Produits bon marché, de petits formats, les livrets de la Bibliothèque bleue constituent une production éditoriale originale qui permit de diffuser largement, dès la fin du XVIIe siècle, des textes et des savoirs variés. Deux historiens, Marie-Dominique Leclerc et Alain Robert, tous deux maîtres de conférences à l’Université de Reims Champagne-Ardenne et spécialisés dans l’histoire du livre , présentent cette « formule éditoriale » qui connut un large succès. Née à Troyes, elle fut ensuite reprise, dans toute la France, par de nombreux imprimeurs, dont quelques-uns au sud du sillon rhodanien.

L’apparition, au milieu du XVe siècle, de livres imprimés à l’aide de caractères métalliques mobiles entraîna une rapide multiplication des ouvrages disponibles. D’abord destinés à un public lettré, leur lectorat potentiel s’élargit dès le siècle suivant, sous l’effet des progrès de l’alphabétisation et par la nécessité de trouver de nouveaux débouchés pour une production en forte croissance. C’est ainsi qu’apparurent, à la fin du XVIe siècle et au début du XVIIe dans toute l’Europe, des livrets de large circulation destinés à un public majoritairement populaire. En Angleterre ils sont connus sous le nom de chapbooks, en Flandres ce sont les Verboeke, en Allemagne ils s’appellent Volksbücher, en Espagne et au Portugal ce sont les pliegos de cordel… Pour la France, c’est le nom de Bibliothèque bleue qui s’imposa, vers la fin du XVIIe siècle, pour désigner ces petits livrets.

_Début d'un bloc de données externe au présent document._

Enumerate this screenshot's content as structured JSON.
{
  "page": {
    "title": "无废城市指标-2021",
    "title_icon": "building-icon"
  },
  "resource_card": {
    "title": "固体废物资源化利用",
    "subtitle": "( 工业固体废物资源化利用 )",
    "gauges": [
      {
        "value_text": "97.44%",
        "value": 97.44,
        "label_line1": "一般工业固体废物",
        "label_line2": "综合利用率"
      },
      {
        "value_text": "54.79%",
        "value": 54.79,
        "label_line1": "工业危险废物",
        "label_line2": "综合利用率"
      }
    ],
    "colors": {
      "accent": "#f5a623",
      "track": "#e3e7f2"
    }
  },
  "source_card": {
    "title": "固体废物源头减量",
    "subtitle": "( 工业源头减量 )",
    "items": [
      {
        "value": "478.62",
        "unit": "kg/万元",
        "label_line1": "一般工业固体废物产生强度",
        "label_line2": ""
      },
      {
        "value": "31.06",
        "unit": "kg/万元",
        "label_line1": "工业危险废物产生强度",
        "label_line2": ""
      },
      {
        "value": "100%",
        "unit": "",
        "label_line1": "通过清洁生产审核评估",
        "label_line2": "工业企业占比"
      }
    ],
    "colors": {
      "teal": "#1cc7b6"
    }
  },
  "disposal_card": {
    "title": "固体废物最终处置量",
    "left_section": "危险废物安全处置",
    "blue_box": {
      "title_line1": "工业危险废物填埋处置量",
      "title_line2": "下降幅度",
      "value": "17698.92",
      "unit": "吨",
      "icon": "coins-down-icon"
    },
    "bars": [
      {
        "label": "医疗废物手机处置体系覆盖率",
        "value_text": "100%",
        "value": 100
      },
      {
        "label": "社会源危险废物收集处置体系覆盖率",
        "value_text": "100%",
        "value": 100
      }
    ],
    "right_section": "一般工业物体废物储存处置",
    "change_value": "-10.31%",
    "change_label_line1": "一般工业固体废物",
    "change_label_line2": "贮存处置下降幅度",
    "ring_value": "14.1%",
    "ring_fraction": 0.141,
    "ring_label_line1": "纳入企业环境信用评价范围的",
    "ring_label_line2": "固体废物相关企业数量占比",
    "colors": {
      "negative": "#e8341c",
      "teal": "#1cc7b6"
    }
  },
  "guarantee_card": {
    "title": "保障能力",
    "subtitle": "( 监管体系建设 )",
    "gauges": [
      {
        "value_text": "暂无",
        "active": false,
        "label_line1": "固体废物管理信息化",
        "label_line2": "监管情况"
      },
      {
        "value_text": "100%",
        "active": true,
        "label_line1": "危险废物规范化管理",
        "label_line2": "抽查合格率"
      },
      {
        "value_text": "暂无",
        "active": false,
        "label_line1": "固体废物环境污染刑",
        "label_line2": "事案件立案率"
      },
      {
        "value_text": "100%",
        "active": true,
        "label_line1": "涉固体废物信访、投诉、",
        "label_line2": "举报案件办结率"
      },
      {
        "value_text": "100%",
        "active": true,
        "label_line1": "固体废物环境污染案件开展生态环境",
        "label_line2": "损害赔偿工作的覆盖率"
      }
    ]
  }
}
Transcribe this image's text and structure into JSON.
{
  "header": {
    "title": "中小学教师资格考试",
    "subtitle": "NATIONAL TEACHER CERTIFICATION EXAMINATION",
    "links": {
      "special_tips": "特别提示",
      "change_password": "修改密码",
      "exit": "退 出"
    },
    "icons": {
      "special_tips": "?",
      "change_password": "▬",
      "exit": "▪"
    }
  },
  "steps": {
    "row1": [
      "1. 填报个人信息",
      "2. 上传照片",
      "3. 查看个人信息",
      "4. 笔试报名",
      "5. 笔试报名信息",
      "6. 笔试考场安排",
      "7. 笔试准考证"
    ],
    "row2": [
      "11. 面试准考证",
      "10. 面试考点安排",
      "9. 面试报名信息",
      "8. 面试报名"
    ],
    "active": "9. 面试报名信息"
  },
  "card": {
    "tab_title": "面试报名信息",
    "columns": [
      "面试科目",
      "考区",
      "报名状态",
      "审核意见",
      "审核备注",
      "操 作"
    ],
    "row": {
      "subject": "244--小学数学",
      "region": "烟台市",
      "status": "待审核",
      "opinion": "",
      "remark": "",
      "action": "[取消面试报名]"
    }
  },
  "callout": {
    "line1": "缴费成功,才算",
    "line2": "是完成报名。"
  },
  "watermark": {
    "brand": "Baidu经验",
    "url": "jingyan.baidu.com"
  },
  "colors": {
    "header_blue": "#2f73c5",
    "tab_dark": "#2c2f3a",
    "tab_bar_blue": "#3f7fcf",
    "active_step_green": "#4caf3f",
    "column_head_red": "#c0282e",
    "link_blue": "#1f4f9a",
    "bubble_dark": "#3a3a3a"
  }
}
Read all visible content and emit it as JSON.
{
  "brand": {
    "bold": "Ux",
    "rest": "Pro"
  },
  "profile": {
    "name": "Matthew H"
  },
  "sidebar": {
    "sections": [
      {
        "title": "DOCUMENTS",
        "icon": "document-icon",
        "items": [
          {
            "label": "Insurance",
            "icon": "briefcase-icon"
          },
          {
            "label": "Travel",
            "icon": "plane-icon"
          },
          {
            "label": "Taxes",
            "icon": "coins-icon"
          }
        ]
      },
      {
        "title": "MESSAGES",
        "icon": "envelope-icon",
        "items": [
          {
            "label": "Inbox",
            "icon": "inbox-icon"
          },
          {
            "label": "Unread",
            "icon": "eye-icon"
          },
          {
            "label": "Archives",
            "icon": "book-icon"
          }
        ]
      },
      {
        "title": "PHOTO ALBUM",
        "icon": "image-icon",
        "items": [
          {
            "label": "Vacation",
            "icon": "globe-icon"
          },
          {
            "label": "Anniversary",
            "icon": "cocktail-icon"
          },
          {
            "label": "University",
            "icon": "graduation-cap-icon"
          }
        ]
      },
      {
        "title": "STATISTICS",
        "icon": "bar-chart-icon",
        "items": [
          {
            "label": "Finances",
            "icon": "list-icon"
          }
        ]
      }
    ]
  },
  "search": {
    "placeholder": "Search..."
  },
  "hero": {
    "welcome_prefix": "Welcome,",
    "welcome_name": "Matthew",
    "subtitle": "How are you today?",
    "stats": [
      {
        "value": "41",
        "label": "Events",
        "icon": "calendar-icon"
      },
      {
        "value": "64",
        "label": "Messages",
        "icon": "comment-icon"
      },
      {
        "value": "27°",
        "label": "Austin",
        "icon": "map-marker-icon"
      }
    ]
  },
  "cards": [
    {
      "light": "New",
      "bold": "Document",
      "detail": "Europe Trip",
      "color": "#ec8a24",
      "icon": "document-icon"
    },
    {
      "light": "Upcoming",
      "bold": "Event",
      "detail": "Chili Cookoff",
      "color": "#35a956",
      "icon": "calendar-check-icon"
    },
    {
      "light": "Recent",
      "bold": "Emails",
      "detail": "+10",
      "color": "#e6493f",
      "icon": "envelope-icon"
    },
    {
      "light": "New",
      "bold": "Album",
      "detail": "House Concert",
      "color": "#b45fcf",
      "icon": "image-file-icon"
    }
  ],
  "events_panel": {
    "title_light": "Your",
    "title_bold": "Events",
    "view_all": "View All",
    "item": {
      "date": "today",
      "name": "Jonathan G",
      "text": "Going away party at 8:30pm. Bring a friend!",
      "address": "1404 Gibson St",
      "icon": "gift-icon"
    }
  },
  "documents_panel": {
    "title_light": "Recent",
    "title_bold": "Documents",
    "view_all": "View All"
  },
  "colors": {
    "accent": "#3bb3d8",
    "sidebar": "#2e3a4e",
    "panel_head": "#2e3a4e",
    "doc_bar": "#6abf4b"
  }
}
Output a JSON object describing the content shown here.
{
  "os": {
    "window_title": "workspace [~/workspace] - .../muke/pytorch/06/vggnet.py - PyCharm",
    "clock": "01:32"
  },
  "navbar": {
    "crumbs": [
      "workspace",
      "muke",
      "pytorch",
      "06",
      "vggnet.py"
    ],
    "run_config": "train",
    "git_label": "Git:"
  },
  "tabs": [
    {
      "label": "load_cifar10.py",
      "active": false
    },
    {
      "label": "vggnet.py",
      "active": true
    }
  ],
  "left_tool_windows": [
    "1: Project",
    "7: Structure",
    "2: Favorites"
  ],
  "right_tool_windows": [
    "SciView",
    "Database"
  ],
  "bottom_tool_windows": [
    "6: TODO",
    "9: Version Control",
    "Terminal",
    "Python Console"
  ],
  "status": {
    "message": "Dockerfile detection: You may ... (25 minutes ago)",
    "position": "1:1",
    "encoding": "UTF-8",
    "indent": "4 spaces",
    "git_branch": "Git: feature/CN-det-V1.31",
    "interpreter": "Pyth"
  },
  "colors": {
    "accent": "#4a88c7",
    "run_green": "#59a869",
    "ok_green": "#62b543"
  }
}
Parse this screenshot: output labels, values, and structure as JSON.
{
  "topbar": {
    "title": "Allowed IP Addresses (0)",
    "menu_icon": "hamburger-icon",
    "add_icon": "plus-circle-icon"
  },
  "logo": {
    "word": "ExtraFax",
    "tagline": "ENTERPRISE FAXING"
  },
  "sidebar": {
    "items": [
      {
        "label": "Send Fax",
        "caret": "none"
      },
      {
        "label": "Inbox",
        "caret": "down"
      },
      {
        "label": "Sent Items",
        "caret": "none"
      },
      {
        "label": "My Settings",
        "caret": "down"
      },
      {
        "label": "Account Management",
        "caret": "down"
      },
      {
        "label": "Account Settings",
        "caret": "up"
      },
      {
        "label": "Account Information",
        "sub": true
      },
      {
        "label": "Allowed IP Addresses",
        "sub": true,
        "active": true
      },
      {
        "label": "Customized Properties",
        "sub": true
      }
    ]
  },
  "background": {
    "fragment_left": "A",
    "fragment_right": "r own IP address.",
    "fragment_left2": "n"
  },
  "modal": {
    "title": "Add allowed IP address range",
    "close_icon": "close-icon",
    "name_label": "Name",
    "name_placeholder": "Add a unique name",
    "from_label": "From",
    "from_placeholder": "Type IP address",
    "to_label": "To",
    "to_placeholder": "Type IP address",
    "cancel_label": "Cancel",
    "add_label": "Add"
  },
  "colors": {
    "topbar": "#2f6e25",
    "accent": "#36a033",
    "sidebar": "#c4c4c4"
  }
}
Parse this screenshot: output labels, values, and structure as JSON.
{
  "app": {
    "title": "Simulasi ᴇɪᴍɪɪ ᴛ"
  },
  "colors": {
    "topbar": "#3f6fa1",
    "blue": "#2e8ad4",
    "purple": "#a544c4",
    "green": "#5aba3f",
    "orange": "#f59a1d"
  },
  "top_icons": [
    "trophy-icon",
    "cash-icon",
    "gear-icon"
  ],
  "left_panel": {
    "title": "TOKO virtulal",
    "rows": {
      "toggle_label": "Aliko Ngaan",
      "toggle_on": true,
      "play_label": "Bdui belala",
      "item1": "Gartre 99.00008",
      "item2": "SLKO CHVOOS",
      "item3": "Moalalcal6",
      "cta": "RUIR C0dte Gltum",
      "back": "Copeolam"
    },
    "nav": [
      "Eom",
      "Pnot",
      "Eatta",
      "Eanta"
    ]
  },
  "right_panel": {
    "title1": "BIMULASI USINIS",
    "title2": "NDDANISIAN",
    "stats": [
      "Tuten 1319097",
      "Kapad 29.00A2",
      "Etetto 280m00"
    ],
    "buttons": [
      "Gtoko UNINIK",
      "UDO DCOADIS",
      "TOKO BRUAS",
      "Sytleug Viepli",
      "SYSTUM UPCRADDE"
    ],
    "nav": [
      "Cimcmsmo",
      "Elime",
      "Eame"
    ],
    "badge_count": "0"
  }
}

Pendant près de trois siècles, cette Bibliothèque bleue a constitué, pour le plus grand nombre, le moyen le plus commun d’accéder à la culture écrite. Dans l’histoire de l’imprimerie et de la lecture, c’est sans conteste la formule éditoriale qui a connu le succès le plus long et le plus massif, faisant circuler partout des dizaines de millions d’exemplaires. Vendus directement par l’imprimeur libraire dans sa boutique, ces livrets furent aussi et surtout diffusés par les colporteurs jusque dans les campagnes les plus reculées, et cela malgré une réglementation qui devint, au fil des ans, de plus en plus exigeante.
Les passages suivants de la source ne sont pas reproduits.